We have described the case of sintering with a sintering time of 1 hour,
Similar effects could be obtained with elements sintered at a sintering temperature of 1200 to 1400°C and a sintering time of 1 to 5 hours, so Zn _x Mg _1-x Cr ₂ O ₄ etc. It is expected that it will be completed. As detailed above, according to the present invention, in terms of metal oxide, ZnO49.95 to 29.95 mol%, MgO20 to
0.05 mol% _{, Cr2O3} 29.95~50 mol%, _{V2O5 0.05} ~
It is characterized by being composed of a sintered body with a composition of 10 mol% Li 2 O and 0.05 to 10 mol% Li ₂ O, and has a low resistance value, stable resistance value even without heating when left at room temperature, and excellent aging characteristics. Moreover, it is possible to obtain a humidity sensing element that has small humidity hysteresis and is highly reliable even when used in a high temperature range.

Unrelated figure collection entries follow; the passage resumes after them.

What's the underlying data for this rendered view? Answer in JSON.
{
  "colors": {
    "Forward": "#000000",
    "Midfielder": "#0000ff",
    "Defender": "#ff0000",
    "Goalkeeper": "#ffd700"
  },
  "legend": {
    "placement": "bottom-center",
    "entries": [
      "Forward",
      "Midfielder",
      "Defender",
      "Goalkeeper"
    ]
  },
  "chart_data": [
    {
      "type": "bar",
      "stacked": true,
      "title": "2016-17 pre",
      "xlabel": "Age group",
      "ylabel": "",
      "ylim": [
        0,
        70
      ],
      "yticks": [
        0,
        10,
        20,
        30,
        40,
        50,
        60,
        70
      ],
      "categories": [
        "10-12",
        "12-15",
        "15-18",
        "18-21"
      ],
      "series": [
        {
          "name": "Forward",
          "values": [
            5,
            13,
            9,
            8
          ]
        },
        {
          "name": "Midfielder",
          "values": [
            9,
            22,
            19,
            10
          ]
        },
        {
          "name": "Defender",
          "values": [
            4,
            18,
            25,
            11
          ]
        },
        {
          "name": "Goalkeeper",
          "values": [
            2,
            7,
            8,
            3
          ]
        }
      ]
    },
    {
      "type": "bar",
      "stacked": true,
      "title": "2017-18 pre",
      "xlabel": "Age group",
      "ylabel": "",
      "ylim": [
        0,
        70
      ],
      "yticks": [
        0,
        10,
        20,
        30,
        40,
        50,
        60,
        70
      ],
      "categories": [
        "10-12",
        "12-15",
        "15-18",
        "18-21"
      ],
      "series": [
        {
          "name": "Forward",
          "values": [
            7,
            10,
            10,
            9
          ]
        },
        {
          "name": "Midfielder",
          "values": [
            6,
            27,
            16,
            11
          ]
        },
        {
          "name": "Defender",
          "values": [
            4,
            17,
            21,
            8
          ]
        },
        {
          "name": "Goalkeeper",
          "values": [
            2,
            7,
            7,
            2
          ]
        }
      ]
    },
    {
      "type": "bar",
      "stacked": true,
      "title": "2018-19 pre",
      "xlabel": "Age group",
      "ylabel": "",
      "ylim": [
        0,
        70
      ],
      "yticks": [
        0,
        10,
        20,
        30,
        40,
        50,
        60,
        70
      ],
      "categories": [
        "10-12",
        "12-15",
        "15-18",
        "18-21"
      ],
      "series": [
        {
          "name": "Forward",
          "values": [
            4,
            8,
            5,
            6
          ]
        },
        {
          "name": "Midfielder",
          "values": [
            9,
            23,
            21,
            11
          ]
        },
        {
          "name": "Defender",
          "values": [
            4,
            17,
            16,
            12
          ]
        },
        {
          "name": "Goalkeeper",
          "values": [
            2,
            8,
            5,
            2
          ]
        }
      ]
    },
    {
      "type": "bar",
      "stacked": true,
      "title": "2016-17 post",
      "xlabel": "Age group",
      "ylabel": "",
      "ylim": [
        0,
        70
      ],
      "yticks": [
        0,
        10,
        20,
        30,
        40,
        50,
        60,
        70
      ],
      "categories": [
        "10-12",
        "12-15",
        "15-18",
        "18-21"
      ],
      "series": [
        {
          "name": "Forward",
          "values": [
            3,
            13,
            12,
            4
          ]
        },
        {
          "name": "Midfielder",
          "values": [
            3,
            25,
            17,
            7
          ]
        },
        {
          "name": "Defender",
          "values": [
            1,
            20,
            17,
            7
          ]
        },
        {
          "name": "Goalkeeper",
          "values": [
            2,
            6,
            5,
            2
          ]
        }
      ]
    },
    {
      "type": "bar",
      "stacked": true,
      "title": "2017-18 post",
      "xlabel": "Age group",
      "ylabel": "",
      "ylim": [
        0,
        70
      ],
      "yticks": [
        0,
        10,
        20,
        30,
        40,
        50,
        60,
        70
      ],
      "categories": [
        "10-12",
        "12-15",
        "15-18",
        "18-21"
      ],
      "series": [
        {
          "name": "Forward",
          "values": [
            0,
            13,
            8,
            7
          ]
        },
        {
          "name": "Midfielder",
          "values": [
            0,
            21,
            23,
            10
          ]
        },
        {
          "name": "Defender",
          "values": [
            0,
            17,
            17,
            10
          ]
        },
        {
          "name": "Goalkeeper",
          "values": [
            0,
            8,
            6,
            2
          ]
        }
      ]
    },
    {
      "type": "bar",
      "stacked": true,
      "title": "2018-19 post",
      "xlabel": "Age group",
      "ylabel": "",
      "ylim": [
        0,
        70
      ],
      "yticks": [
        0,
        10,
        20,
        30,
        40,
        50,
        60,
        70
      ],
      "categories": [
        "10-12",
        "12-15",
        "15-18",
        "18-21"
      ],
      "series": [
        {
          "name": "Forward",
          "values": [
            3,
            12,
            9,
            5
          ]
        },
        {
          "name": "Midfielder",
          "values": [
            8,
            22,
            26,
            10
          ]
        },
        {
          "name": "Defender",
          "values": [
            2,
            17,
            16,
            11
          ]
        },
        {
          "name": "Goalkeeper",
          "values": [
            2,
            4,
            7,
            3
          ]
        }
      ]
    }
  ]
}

[Brief explanation of the drawing]

FIG. 1 is a cross-sectional view showing one embodiment of the humidity sensing element according to the present invention, FIG. 2 is a curve diagram showing humidity-resistance characteristics, and FIGS. 3 to 8 are curve diagrams showing temporal characteristics, respectively. Figure 9 is a curve diagram showing the relationship between the composition ratio of ZnO in the sintered body and the average grain size when the sintered body is converted into metal oxide, and Figure 10 is a curve diagram showing the relationship between the composition ratio of MgO and the response speed. A curve diagram showing the relationship, Figure 11 is a curve diagram showing the relationship between the composition ratio of Cr ₂ O ₃ and the average particle size, and Figure 12 is a curve diagram showing the relationship between the composition ratio of V ₂ O ₅ and the resistance value. The curve diagram and Figure 13 are the same.
FIG. 3 is a curve diagram showing the relationship between the composition ratio of Li ₂ O and the resistance value. 1... Sintered body, 2, 3... Electrode, 4, 5... Terminal.

Claims (1)

[Claims] 1 Metal oxides zinc oxide, magnesium oxide,
49.95 to 29.95 mol% and 20 to 0.05 in terms of chromium oxide, vanadium oxide, and lithium oxide, respectively
Mol%, 29.95-50 Mol%, 0.05-10 Mol%, 0.05
A moisture-sensitive element comprising a sintered body having a composition of ~10 mol%.